Discrete Trial Training
What?: Discrete trial training is a one-on-one teaching strategy that teaches a new skill in a structured and controlled setting. Each trial has a defined start and end point (hence discrete).
Why?: Discrete trial is all about repetition and reinforcement. You want to present multiple trials and provide immediate reinforcement for correct responses. The idea is the more times the correct response is reinforced, the quickly the learning will occur.
What?: Fluency is accuracy plus speed. We want our learners to have skills that can be produced quickly and correctly. A fluency program looks at the rate of performance – how many responses can the student produce within a specific amount of time.
Why?: Fluency is all about being functional. We live in a fast paced world. Nobody is waiting behind you in the grocery store while you painfully count out each an every coin to pay your bill. We want the skills we teach our students to be second nature. Fluency builds that.
In a perfect curricular world, we need both. Using Discrete Trial Training to teach a new skill and then use Fluency Instruction to make that skill functional. Don’t linger in Discrete Trial too long we want to make sure the student is not relying on reinforcement for every response. Let’s run through a sample skill set and see how this would look in a classroom setting. Let us the example of teaching Expressive Color Identification.
Start with a specific set of color options. Never pick only 2 options. They will have 50% chance of getting the answer correct! I like to use 3-5 options depending on the student. Make sure you use multiple exemplars. Don’t use only type of blue. Use a range of blue shades, shapes, and depictions of the stimuli.
The teacher will present the color and say, “What’s this?” If the student answers correctly, provide immediate reinforcement for the response. If they answer incorrectly, provide error correction.
I write out the complete program script and staff expectations. This is essential when you are having paraprofessionals run a program like this. Lay out exactly what should be done and said. Also, lay out the order you will be introducing new stimuli. Be sure to include discrimination trials. Once you have two sets of colored mastered, next include a set of all colors
within both sets. Also include mastery criteria.
Here is what a sample data sheet would look like:
Once one set has been mastered, move to fluency instruction. Start with a short time period if fluency instruction is new for your student. Begin the timer, scroll through the flashcards, put corrects in one pill, and incorrects in another pile. Count up the piles when you are done and fill in the data sheet. Easy peasy.

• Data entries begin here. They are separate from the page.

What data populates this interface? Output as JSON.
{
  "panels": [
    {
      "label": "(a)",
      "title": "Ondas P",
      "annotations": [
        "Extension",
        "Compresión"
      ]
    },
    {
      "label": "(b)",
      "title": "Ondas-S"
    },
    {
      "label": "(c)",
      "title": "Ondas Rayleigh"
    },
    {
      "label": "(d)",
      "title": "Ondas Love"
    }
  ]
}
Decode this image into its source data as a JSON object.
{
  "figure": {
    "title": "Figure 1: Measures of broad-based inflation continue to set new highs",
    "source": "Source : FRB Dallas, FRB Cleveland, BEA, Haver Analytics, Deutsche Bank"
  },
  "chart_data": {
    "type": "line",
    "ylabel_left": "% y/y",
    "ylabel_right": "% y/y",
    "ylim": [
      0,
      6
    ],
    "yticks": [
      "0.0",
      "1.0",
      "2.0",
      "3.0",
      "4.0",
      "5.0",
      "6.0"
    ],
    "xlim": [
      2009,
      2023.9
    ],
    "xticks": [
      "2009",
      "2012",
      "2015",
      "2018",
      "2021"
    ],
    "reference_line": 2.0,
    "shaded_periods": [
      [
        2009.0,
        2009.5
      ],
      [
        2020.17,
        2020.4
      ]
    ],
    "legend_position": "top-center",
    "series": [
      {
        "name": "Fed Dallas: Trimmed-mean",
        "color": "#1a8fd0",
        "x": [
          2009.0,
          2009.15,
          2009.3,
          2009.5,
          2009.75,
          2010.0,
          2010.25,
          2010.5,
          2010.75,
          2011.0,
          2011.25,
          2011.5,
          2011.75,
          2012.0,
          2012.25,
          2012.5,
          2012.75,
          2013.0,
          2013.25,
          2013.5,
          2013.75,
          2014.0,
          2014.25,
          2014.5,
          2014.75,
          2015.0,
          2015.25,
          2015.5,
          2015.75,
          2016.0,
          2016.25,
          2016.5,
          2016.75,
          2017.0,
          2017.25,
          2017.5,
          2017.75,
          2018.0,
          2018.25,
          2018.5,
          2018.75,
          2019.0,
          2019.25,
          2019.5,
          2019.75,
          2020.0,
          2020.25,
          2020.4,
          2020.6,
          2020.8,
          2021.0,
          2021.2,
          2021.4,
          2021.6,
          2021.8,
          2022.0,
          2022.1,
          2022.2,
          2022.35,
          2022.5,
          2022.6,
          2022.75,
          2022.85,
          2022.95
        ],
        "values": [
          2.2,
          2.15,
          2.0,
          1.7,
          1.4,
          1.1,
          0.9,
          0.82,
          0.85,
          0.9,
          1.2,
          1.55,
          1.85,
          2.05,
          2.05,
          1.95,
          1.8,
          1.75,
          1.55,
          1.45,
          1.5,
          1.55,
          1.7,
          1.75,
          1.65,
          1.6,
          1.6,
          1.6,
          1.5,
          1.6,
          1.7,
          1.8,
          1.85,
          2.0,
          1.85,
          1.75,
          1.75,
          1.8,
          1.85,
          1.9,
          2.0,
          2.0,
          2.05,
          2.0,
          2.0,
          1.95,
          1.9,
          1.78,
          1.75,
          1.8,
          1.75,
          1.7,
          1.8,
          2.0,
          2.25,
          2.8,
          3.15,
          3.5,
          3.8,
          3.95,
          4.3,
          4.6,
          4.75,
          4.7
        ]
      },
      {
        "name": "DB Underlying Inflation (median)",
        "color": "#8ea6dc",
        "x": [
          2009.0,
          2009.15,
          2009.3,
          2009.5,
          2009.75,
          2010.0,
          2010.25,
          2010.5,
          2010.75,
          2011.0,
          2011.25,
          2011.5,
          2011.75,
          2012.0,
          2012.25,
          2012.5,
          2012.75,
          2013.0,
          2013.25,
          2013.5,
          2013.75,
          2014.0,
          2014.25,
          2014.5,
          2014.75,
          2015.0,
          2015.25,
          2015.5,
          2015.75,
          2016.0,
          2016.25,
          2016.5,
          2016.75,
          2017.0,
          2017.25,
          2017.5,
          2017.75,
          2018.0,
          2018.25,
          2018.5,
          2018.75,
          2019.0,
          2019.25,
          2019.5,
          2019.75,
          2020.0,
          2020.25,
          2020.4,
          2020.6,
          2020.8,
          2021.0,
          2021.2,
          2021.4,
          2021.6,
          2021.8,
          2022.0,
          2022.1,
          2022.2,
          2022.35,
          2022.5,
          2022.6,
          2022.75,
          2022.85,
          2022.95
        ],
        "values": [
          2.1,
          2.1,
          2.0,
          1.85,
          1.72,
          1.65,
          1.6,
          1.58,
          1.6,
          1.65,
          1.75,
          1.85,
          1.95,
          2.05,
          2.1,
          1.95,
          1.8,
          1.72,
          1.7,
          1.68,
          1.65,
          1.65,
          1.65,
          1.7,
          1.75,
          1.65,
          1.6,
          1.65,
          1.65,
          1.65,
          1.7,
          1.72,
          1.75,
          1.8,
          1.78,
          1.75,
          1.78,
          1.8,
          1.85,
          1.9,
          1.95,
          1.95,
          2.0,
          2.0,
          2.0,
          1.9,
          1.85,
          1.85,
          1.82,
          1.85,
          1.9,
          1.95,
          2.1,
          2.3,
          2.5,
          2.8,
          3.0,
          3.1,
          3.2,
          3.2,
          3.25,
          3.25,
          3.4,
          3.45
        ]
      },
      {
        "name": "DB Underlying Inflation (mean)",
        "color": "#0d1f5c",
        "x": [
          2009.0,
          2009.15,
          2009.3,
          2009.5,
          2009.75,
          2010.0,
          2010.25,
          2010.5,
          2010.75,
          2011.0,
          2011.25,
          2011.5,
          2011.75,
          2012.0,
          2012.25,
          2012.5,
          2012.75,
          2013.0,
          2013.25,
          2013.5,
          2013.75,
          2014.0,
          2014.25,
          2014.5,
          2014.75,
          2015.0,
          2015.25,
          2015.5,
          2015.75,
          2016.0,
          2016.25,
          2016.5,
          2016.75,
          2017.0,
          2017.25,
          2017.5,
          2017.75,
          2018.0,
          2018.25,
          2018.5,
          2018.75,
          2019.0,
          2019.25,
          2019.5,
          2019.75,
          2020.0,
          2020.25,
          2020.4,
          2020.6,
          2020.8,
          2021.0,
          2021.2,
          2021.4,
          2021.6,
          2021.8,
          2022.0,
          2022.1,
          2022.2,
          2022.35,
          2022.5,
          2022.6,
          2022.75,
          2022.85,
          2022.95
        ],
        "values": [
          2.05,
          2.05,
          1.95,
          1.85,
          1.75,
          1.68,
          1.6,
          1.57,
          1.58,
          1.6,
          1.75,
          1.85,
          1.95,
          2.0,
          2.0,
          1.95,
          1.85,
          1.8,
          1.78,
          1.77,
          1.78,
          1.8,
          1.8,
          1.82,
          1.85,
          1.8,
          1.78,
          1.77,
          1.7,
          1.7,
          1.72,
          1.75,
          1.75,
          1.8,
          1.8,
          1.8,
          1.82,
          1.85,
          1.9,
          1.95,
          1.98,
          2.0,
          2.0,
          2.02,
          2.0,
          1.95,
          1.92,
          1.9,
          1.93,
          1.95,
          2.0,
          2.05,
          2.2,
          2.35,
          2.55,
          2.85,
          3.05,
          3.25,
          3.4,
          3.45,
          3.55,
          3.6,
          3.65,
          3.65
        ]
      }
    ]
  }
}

Fluency instruction makes it easy to compare data and gives the most information. You know how many they got correct and in how long. Percentage, consecutive opportunities, etc, doesn’t tell us all that. If we say a student can identify letters with 90% accuracy – what does that really mean? How many letters? How long does it take them? Taking 2 minutes to identify each letter is not functional and will not pave a yellow brick road toward reading. If we say a student can identify 20 letters minute – that gives us a ton more information. Fluency instruction is a classroom must have. It’s easy to run, relatively easy to set up (check out my fluency mega pack), and is perfect for a paraprofessional to run.